I wrote that piece as if it was not, on some level, the strength of his convictions that I found inspiring. Found tempting. Found scary. Find scary. Find inspiring. As if the letter I wrote to him on the last day of Muss, where I addressed him as the Gerev HaKadosh, emphasizing both the warmth and sheer silliness of his being a sock and the absolute truth of his being holy, was written in spite of his gun and all that it represents, in spite of the beliefs that God gave us the Land of Israel and yes, that means Jews have the absolute right to it, to all of it. As if I would still call him holy without them.


I framed debate as productive; ignored the part where a thoughtfully posed question ended in 16 out of 18 members of the class below mine arguing in favor of taking revenge on the Arabs. I framed the moment when you know you’ve overstepped your moral boundaries — the moment after you find yourself dreaming of one day moving to Shiloh — as a teaching moment. A learning moment, where you determine and strengthen your red lines drawn in the sand. But underneath it all, I knew then, just as well as I know now, that even after you “return to yourself” and redraw your lines, a part of you will always be stuck on the other side.


So no. No, no, Reuven didn’t teach me to stick to my guns, although he might have been trying to. He taught me that living out holiness and belief, with its certain beauty, operates on a tilted axis from what is just or good. He taught me to see extreme positions as sympathetic, as reasonable. How to cede a point to anyone. He taught me that what you say will not sway anyone, and also that it will. To love Reuven, to feel close to Reuven, to feel tied to Reuven, as I obviously still do, is to accept contradictory truths as possible.
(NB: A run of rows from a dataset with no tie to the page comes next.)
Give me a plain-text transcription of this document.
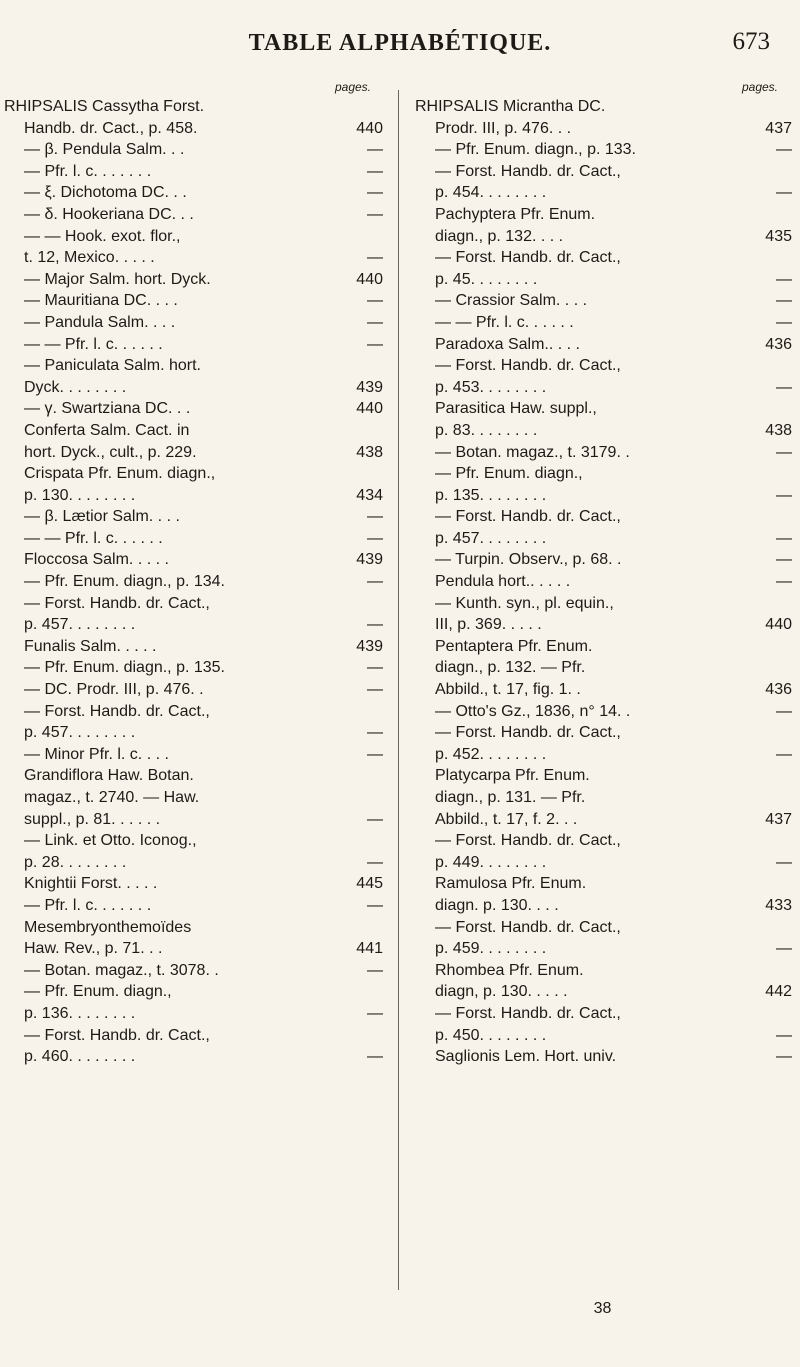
TABLE ALPHABÉTIQUE.	673
pages.
RHIPSALIS Cassytha Forst.
Handb. dr. Cact., p. 458.	440
— β. Pendula Salm. . .	—
— Pfr. l. c. . . . . . .	—
— ξ. Dichotoma DC. . .	—
— δ. Hookeriana DC. . .	—
— — Hook. exot. flor.,
t. 12, Mexico. . . . .	—
— Major Salm. hort. Dyck.	440
— Mauritiana DC. . . .	—
— Pandula Salm. . . .	—
— — Pfr. l. c. . . . . .	—
— Paniculata Salm. hort.
Dyck. . . . . . . .	439
— γ. Swartziana DC. . .	440
Conferta Salm. Cact. in
hort. Dyck., cult., p. 229.	438
Crispata Pfr. Enum. diagn.,
p. 130. . . . . . . .	434
— β. Lætior Salm. . . .	—
— — Pfr. l. c. . . . . .	—
Floccosa Salm. . . . .	439
— Pfr. Enum. diagn., p. 134.	—
— Forst. Handb. dr. Cact.,
p. 457. . . . . . . .	—
Funalis Salm. . . . .	439
— Pfr. Enum. diagn., p. 135.	—
— DC. Prodr. III, p. 476. .	—
— Forst. Handb. dr. Cact.,
p. 457. . . . . . . .	—
— Minor Pfr. l. c. . . .	—
Grandiflora Haw. Botan.
magaz., t. 2740. — Haw.
suppl., p. 81. . . . . .	—
— Link. et Otto. Iconog.,
p. 28. . . . . . . .	—
Knightii Forst. . . . .	445
— Pfr. l. c. . . . . . .	—
Mesembryonthemoïdes
Haw. Rev., p. 71. . .	441
— Botan. magaz., t. 3078. .	—
— Pfr. Enum. diagn.,
p. 136. . . . . . . .	—
— Forst. Handb. dr. Cact.,
p. 460. . . . . . . .	—
pages.
RHIPSALIS Micrantha DC.
Prodr. III, p. 476. . .	437
— Pfr. Enum. diagn., p. 133.	—
— Forst. Handb. dr. Cact.,
p. 454. . . . . . . .	—
Pachyptera Pfr. Enum.
diagn., p. 132. . . .	435
— Forst. Handb. dr. Cact.,
p. 45. . . . . . . .	—
— Crassior Salm. . . .	—
— — Pfr. l. c. . . . . .	—
Paradoxa Salm.. . . .	436
— Forst. Handb. dr. Cact.,
p. 453. . . . . . . .	—
Parasitica Haw. suppl.,
p. 83. . . . . . . .	438
— Botan. magaz., t. 3179. .	—
— Pfr. Enum. diagn.,
p. 135. . . . . . . .	—
— Forst. Handb. dr. Cact.,
p. 457. . . . . . . .	—
— Turpin. Observ., p. 68. .	—
Pendula hort.. . . . .	—
— Kunth. syn., pl. equin.,
III, p. 369. . . . .	440
Pentaptera Pfr. Enum.
diagn., p. 132. — Pfr.
Abbild., t. 17, fig. 1. .	436
— Otto's Gz., 1836, n° 14. .	—
— Forst. Handb. dr. Cact.,
p. 452. . . . . . . .	—
Platycarpa Pfr. Enum.
diagn., p. 131. — Pfr.
Abbild., t. 17, f. 2. . .	437
— Forst. Handb. dr. Cact.,
p. 449. . . . . . . .	—
Ramulosa Pfr. Enum.
diagn. p. 130. . . .	433
— Forst. Handb. dr. Cact.,
p. 459. . . . . . . .	—
Rhombea Pfr. Enum.
diagn, p. 130. . . . .	442
— Forst. Handb. dr. Cact.,
p. 450. . . . . . . .	—
Saglionis Lem. Hort. univ.	—
38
To bring contradiction into reality is difficult. I haven’t been in touch with Reuven for two years, and not in any serious way since two years before that. At the time I wrote my common app we were still in semi-regular contact, but I had already basically given up on engaging in political debate. Two years ago he sent me an email out of the blue saying, “I thought of you three times this week so I decided that was a sign I should reach out.” He sent me a dvar torah he had written. I sent him back the most recent issue of our Davis-sisters zine (it happened to be the “Enemies” issue but I hoped he wouldn’t be offended. I don’t think he was. He likely didn’t read it. He never responded).
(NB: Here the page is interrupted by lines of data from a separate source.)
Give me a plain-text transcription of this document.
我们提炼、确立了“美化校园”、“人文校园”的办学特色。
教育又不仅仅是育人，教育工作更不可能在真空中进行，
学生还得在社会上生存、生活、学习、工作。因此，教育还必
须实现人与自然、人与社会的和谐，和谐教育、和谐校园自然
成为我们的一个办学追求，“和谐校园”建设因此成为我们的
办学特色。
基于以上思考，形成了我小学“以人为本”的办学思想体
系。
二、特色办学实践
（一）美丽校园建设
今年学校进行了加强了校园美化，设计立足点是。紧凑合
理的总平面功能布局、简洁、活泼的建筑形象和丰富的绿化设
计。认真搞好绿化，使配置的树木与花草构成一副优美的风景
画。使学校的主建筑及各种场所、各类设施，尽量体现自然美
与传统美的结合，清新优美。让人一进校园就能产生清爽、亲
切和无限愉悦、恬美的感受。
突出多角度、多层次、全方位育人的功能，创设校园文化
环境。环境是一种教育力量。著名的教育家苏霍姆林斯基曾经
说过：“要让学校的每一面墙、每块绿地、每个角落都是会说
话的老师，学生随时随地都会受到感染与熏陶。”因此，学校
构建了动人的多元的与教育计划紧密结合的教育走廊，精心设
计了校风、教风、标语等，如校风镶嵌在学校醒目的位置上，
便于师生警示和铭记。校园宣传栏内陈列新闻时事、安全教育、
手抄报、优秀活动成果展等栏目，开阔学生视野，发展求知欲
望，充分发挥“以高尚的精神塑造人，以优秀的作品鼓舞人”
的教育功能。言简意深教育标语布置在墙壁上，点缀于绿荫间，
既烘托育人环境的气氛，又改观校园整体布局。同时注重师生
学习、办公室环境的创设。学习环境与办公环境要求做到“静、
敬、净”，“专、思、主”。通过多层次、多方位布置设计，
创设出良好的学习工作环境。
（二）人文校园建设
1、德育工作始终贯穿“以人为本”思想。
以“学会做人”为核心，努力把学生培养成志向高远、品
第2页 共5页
He’s reappeared with a vengeance on my psyche in these last months. As everyone called up their loved ones in Israel, I thought of Reuven. I dreamt of Reuven. Something innocuous — we were on a bridge, talking. But there he was. I thought about reaching out, all of me wanted to reach out. To tell him I’m thinking of him, that I’m praying for him and his family. Because I am. Instead, I checked his Facebook. To make sure he was alright. A post angry at Palestinians for voting in Hamas, and for not revolting against them. A post about buying his daughter a gun, the burdens of gun ownership, etc. A few about trying to appreciate Shabbat, despite everything. Three of his sons were called up on reserve, are stationed in Gaza. He made a huge vegetarian cholent for them. A few days ago he posted that they were able to meet one of his sons at a secure location in Ashkelon. He reported what his son told them about the situation on the ground. He ended the post simply with “Amalek,” which lands somewhere between a dogwhistle for genocide and just saying “Evil.” He posted a family photo from that same visit: him, his wife, his son, and his son’s six-or-so year old daughter. It was taken before Shabbat. He wore a clean white shirt.


I have no neat bow to conclude this profile, no bow at all. I haven’t been in touch with Reuven for two years, and — besides it being normal and very healthy to fall out of touch with one’s former teachers — it feels like the coward’s way out. I told myself if I dreamt of him three times I’d reach out. I have yet to dream of him again.